I handed it to her.   Her eyes lit up as she pressed various parts of the screen, looking through my collection of books.  I realized I hadn’t bookmarked my place and would need to take some time to find the page again.  It didn’t matter. 

She handed it back.   “There you go honey.  Thanks.  I’ll come back later and we’ll chat some more OK?”

“Sure” I said.

She never came back.  She was too busy. 

In the warmth of those lights, with the music playing, it didn’t matter.   The wine went down so smoothly, and I could feel the edges of reality start to blur, just a little bit.   I stayed for a few hours more, just reading and sipping wine, while the light jazz played unobtrusively in the background.  The outer edges of the restaurant were dark, and there were fewer cars rumbling outside on the street when I was finally ready to pay my tab and leave.
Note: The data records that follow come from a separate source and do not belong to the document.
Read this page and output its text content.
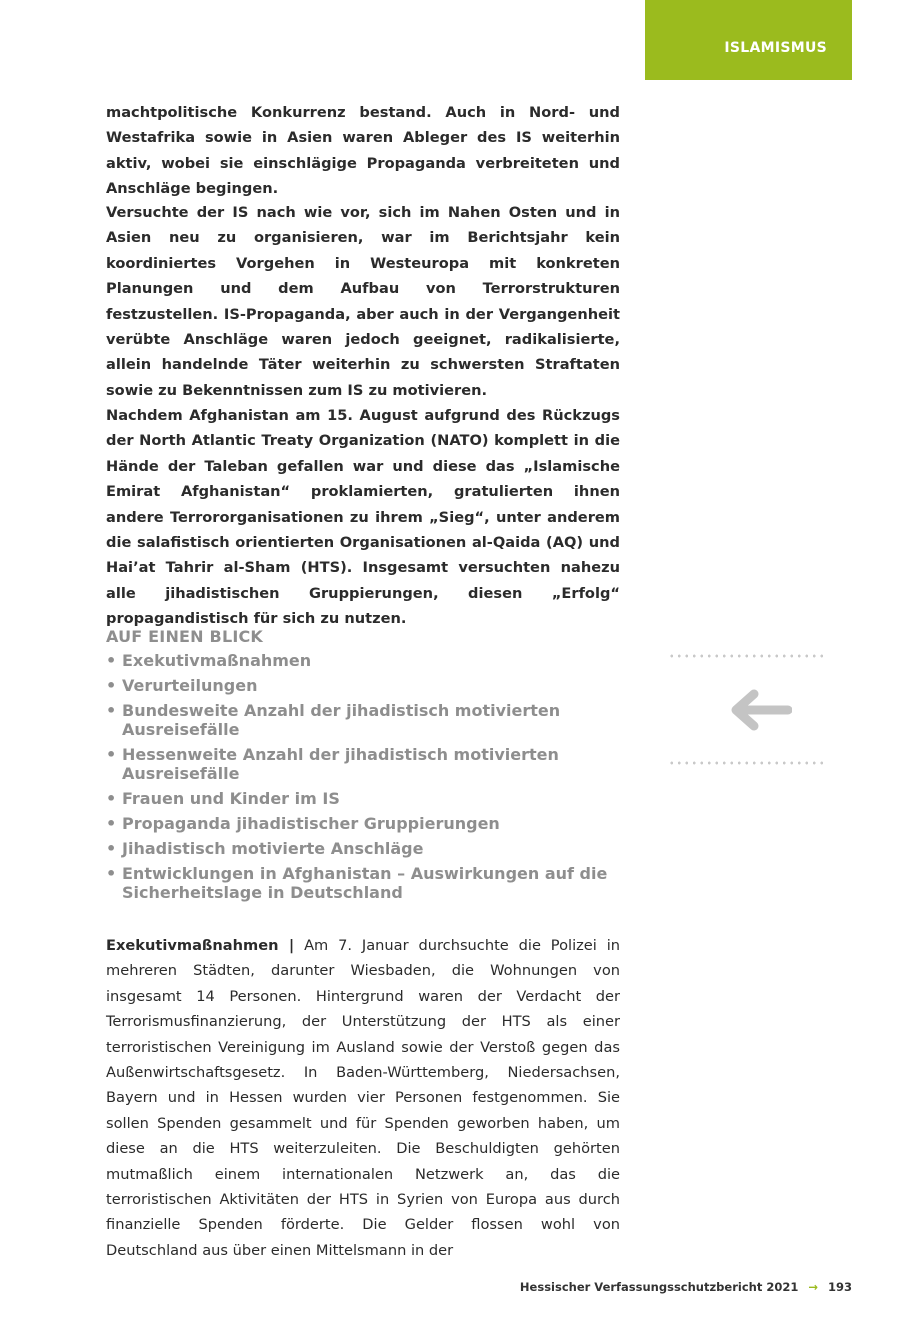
ISLAMISMUS

machtpolitische Konkurrenz bestand. Auch in Nord- und Westafrika sowie in Asien waren Ableger des IS weiterhin aktiv, wobei sie einschlägige Propaganda verbreiteten und Anschläge begingen.

Versuchte der IS nach wie vor, sich im Nahen Osten und in Asien neu zu organisieren, war im Berichtsjahr kein koordiniertes Vorgehen in Westeuropa mit konkreten Planungen und dem Aufbau von Terrorstrukturen festzustellen. IS-Propaganda, aber auch in der Vergangenheit verübte Anschläge waren jedoch geeignet, radikalisierte, allein handelnde Täter weiterhin zu schwersten Straftaten sowie zu Bekenntnissen zum IS zu motivieren.

Nachdem Afghanistan am 15. August aufgrund des Rückzugs der North Atlantic Treaty Organization (NATO) komplett in die Hände der Taleban gefallen war und diese das „Islamische Emirat Afghanistan“ proklamierten, gratulierten ihnen andere Terrororganisationen zu ihrem „Sieg“, unter anderem die salafistisch orientierten Organisationen al-Qaida (AQ) und Hai’at Tahrir al-Sham (HTS). Insgesamt versuchten nahezu alle jihadistischen Gruppierungen, diesen „Erfolg“ propagandistisch für sich zu nutzen.

AUF EINEN BLICK
• Exekutivmaßnahmen
• Verurteilungen
• Bundesweite Anzahl der jihadistisch motivierten Ausreisefälle
• Hessenweite Anzahl der jihadistisch motivierten Ausreisefälle
• Frauen und Kinder im IS
• Propaganda jihadistischer Gruppierungen
• Jihadistisch motivierte Anschläge
• Entwicklungen in Afghanistan – Auswirkungen auf die Sicherheitslage in Deutschland

Exekutivmaßnahmen | Am 7. Januar durchsuchte die Polizei in mehreren Städten, darunter Wiesbaden, die Wohnungen von insgesamt 14 Personen. Hintergrund waren der Verdacht der Terrorismusfinanzierung, der Unterstützung der HTS als einer terroristischen Vereinigung im Ausland sowie der Verstoß gegen das Außenwirtschaftsgesetz. In Baden-Württemberg, Niedersachsen, Bayern und in Hessen wurden vier Personen festgenommen. Sie sollen Spenden gesammelt und für Spenden geworben haben, um diese an die HTS weiterzuleiten. Die Beschuldigten gehörten mutmaßlich einem internationalen Netzwerk an, das die terroristischen Aktivitäten der HTS in Syrien von Europa aus durch finanzielle Spenden förderte. Die Gelder flossen wohl von Deutschland aus über einen Mittelsmann in der

Hessischer Verfassungsschutzbericht 2021 → 193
I exited out into the breezy Toronto night, aware that I’d experienced a genuine pleasure.  One of life’s little such pleasures, it seemed.

  1. contoveros says:

    Life’s little pleasures all exist in the present, when one discovers the joys of the moment. I think most writers learn to enjoy the moment for the rich possibilities that each provide to mine, explore and savor for a possible story, a truth, some meaning hidden until half a glass is carefully nursed and the first hint of inspiration arises.

    Jazz man. Smooth jazz.

    kinda like your voice over the radio here. Easy to listen to. Nice to return to for more.

    michael j


    • I know what you mean (I mean I *really* know what you mean). When my mine stops scurring around like a rat in a maze, I can stop and observe what’s going on, and that’s when the soaking up of atmosphere can happen.
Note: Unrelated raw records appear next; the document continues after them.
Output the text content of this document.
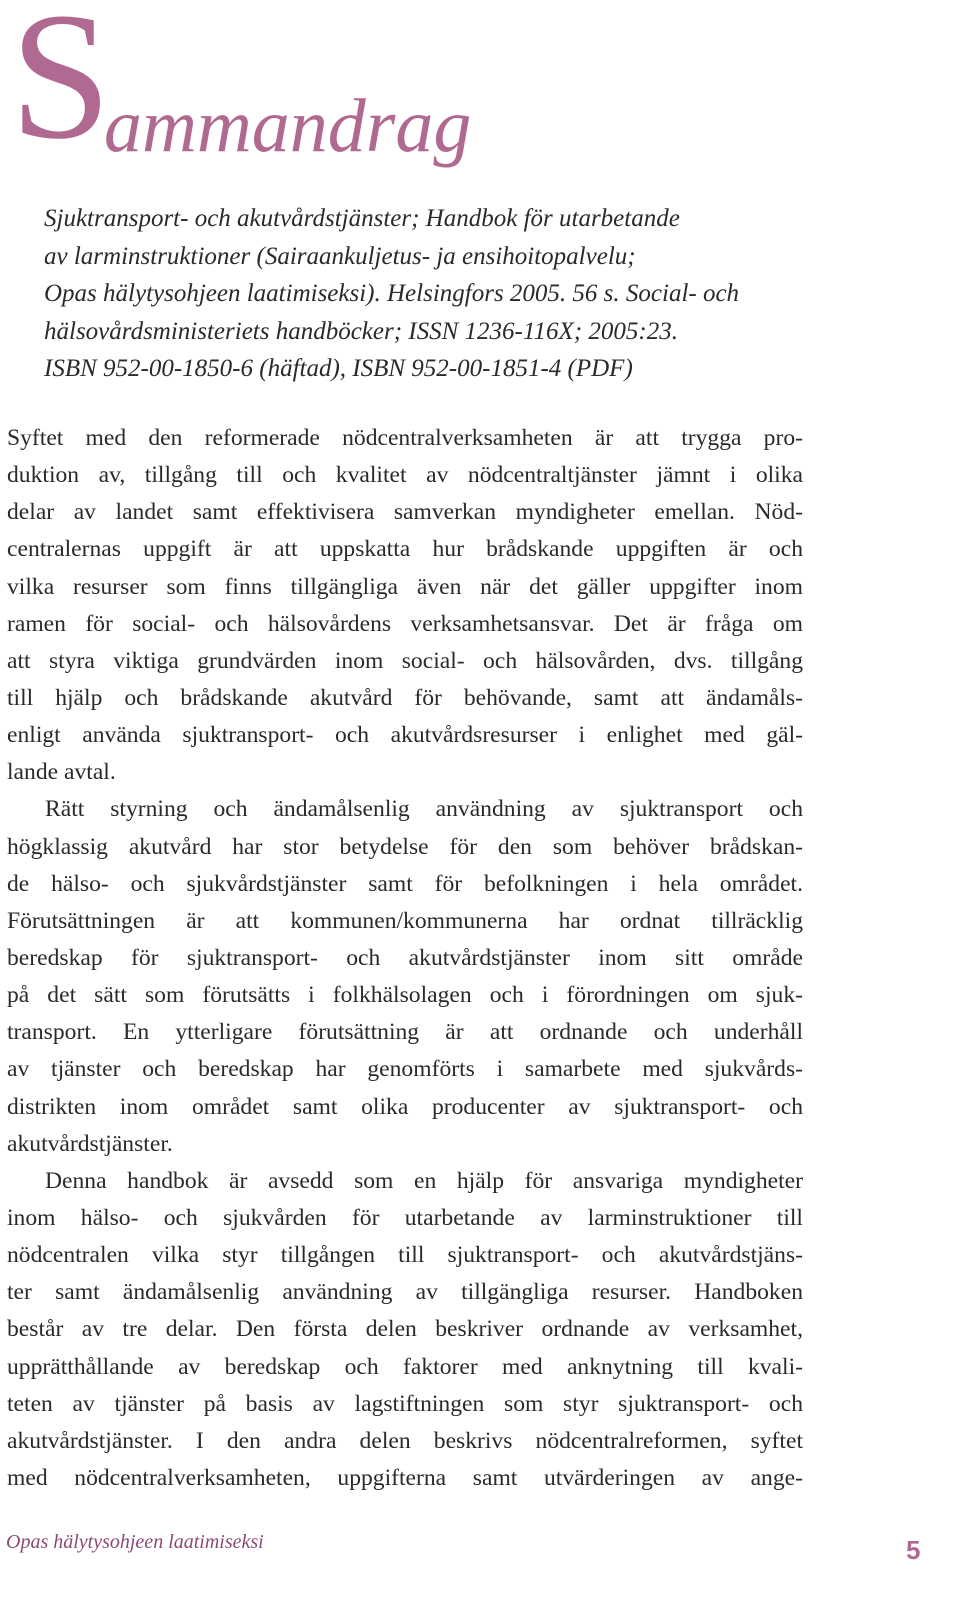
S
ammandrag
Sjuktransport- och akutvårdstjänster; Handbok för utarbetande
av larminstruktioner (Sairaankuljetus- ja ensihoitopalvelu;
Opas hälytysohjeen laatimiseksi). Helsingfors 2005. 56 s. Social- och
hälsovårdsministeriets handböcker; ISSN 1236-116X; 2005:23.
ISBN 952-00-1850-6 (häftad), ISBN 952-00-1851-4 (PDF)
Syftet med den reformerade nödcentralverksamheten är att trygga pro-
duktion av, tillgång till och kvalitet av nödcentraltjänster jämnt i olika
delar av landet samt effektivisera samverkan myndigheter emellan. Nöd-
centralernas uppgift är att uppskatta hur brådskande uppgiften är och
vilka resurser som finns tillgängliga även när det gäller uppgifter inom
ramen för social- och hälsovårdens verksamhetsansvar. Det är fråga om
att styra viktiga grundvärden inom social- och hälsovården, dvs. tillgång
till hjälp och brådskande akutvård för behövande, samt att ändamåls-
enligt använda sjuktransport- och akutvårdsresurser i enlighet med gäl-
lande avtal.
Rätt styrning och ändamålsenlig användning av sjuktransport och
högklassig akutvård har stor betydelse för den som behöver brådskan-
de hälso- och sjukvårdstjänster samt för befolkningen i hela området.
Förutsättningen är att kommunen/kommunerna har ordnat tillräcklig
beredskap för sjuktransport- och akutvårdstjänster inom sitt område
på det sätt som förutsätts i folkhälsolagen och i förordningen om sjuk-
transport. En ytterligare förutsättning är att ordnande och underhåll
av tjänster och beredskap har genomförts i samarbete med sjukvårds-
distrikten inom området samt olika producenter av sjuktransport- och
akutvårdstjänster.
Denna handbok är avsedd som en hjälp för ansvariga myndigheter
inom hälso- och sjukvården för utarbetande av larminstruktioner till
nödcentralen vilka styr tillgången till sjuktransport- och akutvårdstjäns-
ter samt ändamålsenlig användning av tillgängliga resurser. Handboken
består av tre delar. Den första delen beskriver ordnande av verksamhet,
upprätthållande av beredskap och faktorer med anknytning till kvali-
teten av tjänster på basis av lagstiftningen som styr sjuktransport- och
akutvårdstjänster. I den andra delen beskrivs nödcentralreformen, syftet
med nödcentralverksamheten, uppgifterna samt utvärderingen av ange-
Opas hälytysohjeen laatimiseksi	5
      Your words take me back to that old comedy show WKRP in Cincinatti, when Venus is on the air, with his smooth voice and mellow sounds.

      By the way, this has become a kind of ritual or habit for me – dropping into that bar late at night, just to relax, read and drink. Not every night of course, but regularly for sure.

      I was thinking: any time you want to pay a visit to Toronto, please let me know. I’ll spot you a glass of wine or a beer if that’s your poison. :)


  2. Loree says:

    That sounds like a damnstraight perfect evening from here. I’m with her – I read a ton of books and am RESISTING RESISTING RESISTING. I do so like the way books feel and act. :))


    • Yes, you both have a good point when it comes to books with pages and spines. This ebook is growing on me though: I don’t have to plan a trip to the bookstore when I’m running low. Just have to go to my online bookstore, make a purchase and the material’s in my hands within a few seconds.

      Instant gratification.


  3. Loree says:

    wow, That’s the scariest smiley face in the history of the planet.


  4. contoveros says:

    Red wine. From a jug, not the expensive kind.



    • Sounds good but…I get headaches really easy with red wine. Which is really too bad.
      White wine – Chardonnay actually – seems to work well, even better than beer.

      Oh wait – you meant what to serve you when you come to Toronto. Right. Making notes now. :)


  5. wordofabe says:

    I read this while riding my motorcycle through the redwoods of the Northern California coast. I had been thinking of how I wanted to write a blog about “moments”. You know, when everything aligns and it is just so… Then I read your post and saw that you were writing about this very thing! Well…I’m still gonna write it. :)

    Excellent capture of the essence of a nice evening.


    • You’re a scary dude, if you’re reading blogs while riding your motorcycle. :)

      Moments are a little more difficult to write for me. I like interaction and action. Which I suppose is a good enough reason to tackle the moments instead. Got to hone those skills somehow, r ight?


  6. Momma Fargo says:

    Awesome! We don’t have any “jazzy” bars…have to impersonate it at home with music and wine…it’s not the same is it?


    • Heh. I’ve tried it and can you tell you that no – it is definitely not the same.

      For one thing – at the jazzy bar, someone else picks out the music. :) And they serve you your wine when you’re getting low.


  7. Nadia Chyme says:

    Hmmm.. kinda sweet. Honey. Jazz. Reading. Wine. What more could you ask for? Kind of a perfect simple night… thanks for the idea. Sounds perfect!